Please share the love with your friends and colleagues who want to stay up to date on the latest in artificial intelligence and generative apps!🙏🤖
There’s a point in every new platform shift when the tech hype begins to capture the zeitgeist, and the regulators come knocking. The Telecommunications Act of 1996, the first significant overhaul of United States telecommunications law in 60 years, coincided with the birth of modern browsers and the resulting explosion in Internet usage. As social media grew in scale and reach (not to mention the Facebook / Cambridge Analytica scandal), the EU implemented major data privacy laws in 2018, followed shortly by California in 2020.
Now today, with ChatGPT and similar AI applications being used daily by millions, artificial intelligence is again in the crosshairs of policymakers and regulators.

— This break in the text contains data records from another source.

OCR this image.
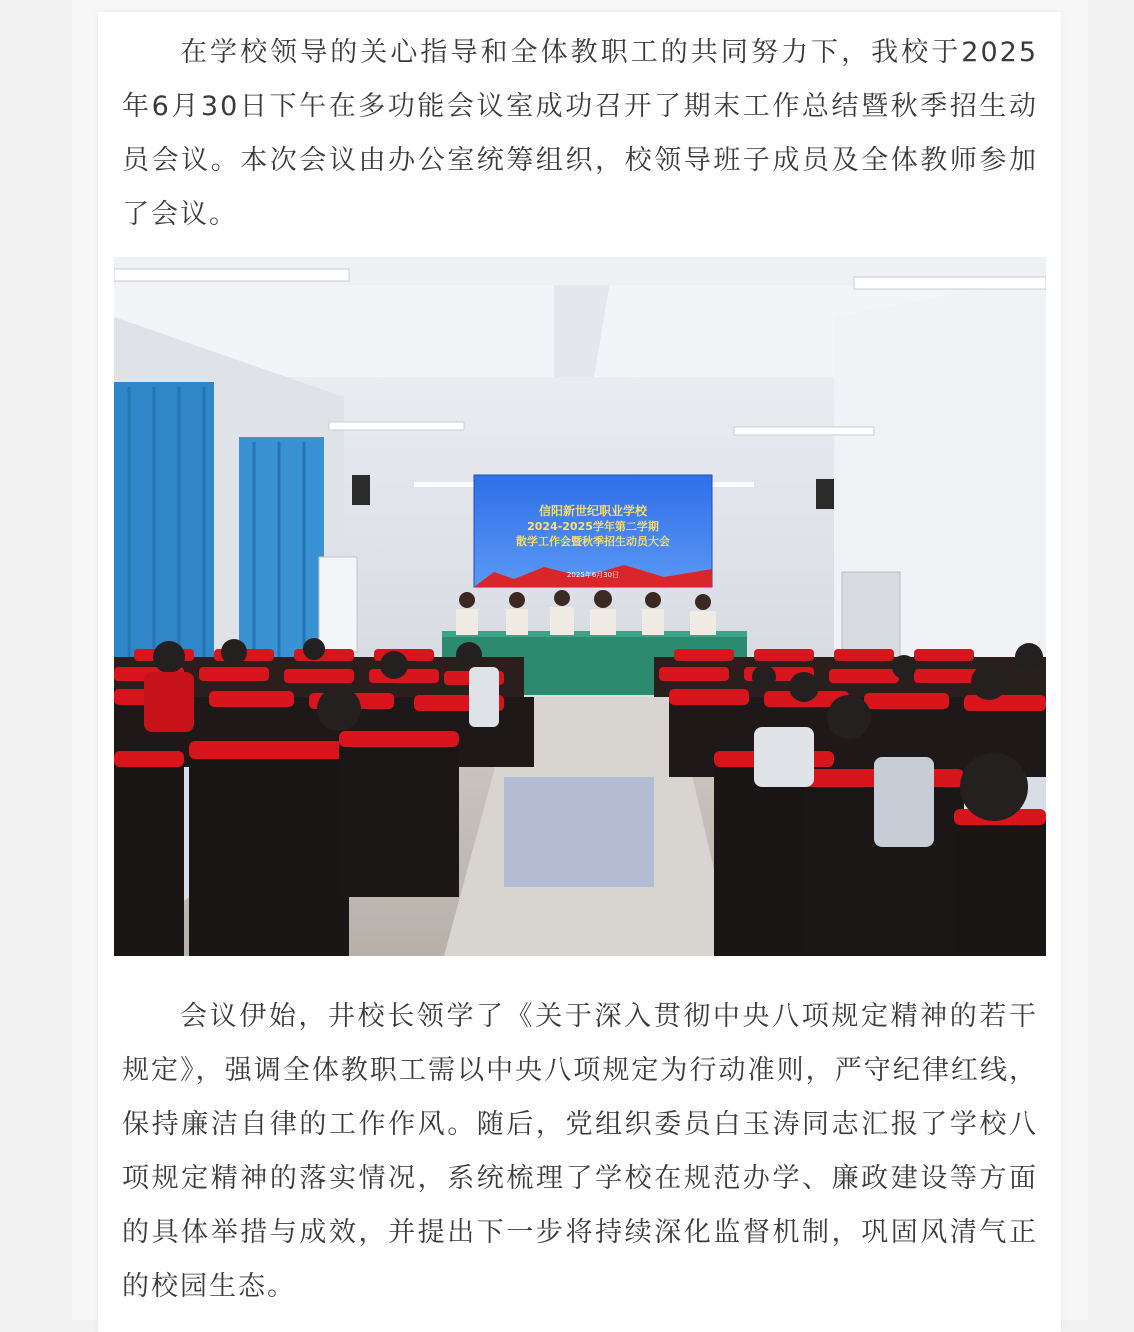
在学校领导的关心指导和全体教职工的共同努力下，我校于2025年6月30日下午在多功能会议室成功召开了期末工作总结暨秋季招生动员会议。本次会议由办公室统筹组织，校领导班子成员及全体教师参加了会议。

信阳新世纪职业学校
2024-2025学年第二学期
散学工作会暨秋季招生动员大会
2025年6月30日

会议伊始，井校长领学了《关于深入贯彻中央八项规定精神的若干规定》，强调全体教职工需以中央八项规定为行动准则，严守纪律红线，保持廉洁自律的工作作风。随后，党组织委员白玉涛同志汇报了学校八项规定精神的落实情况，系统梳理了学校在规范办学、廉政建设等方面的具体举措与成效，并提出下一步将持续深化监督机制，巩固风清气正的校园生态。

In the past two weeks alone:
The Biden Administration announced they are seeking additional input on AI safety measures from the public, a first step in what’s likely to result in stronger measures for AI safety
Senate Majority Leader Chuck Schumer formally launched a proposal to establish rules around AI
Italy’s data regulator issued a temporary emergency decision demanding OpenAI stop using the personal information of Italians that’s included in its training data which halted the use of ChatGPT in Italy
Clearly, there is plenty of excitement around the benefits of AI (of which this Substack has been a proponent!). But we would be wilfully negligent if we didn’t balance that excitement by detailing some of the risks and harms associated with AI proliferation, and what the resulting policy could look like. While there are plenty of good arguments against AI regulation, particularly that foreign adversaries are unlikely to halt or even slow down their advancements in the space, our view is that it is better for founders and operators to be aware of what may come and prepare accordingly. We agree with David below that the government should help shepherd a path, not “create roadblocks”.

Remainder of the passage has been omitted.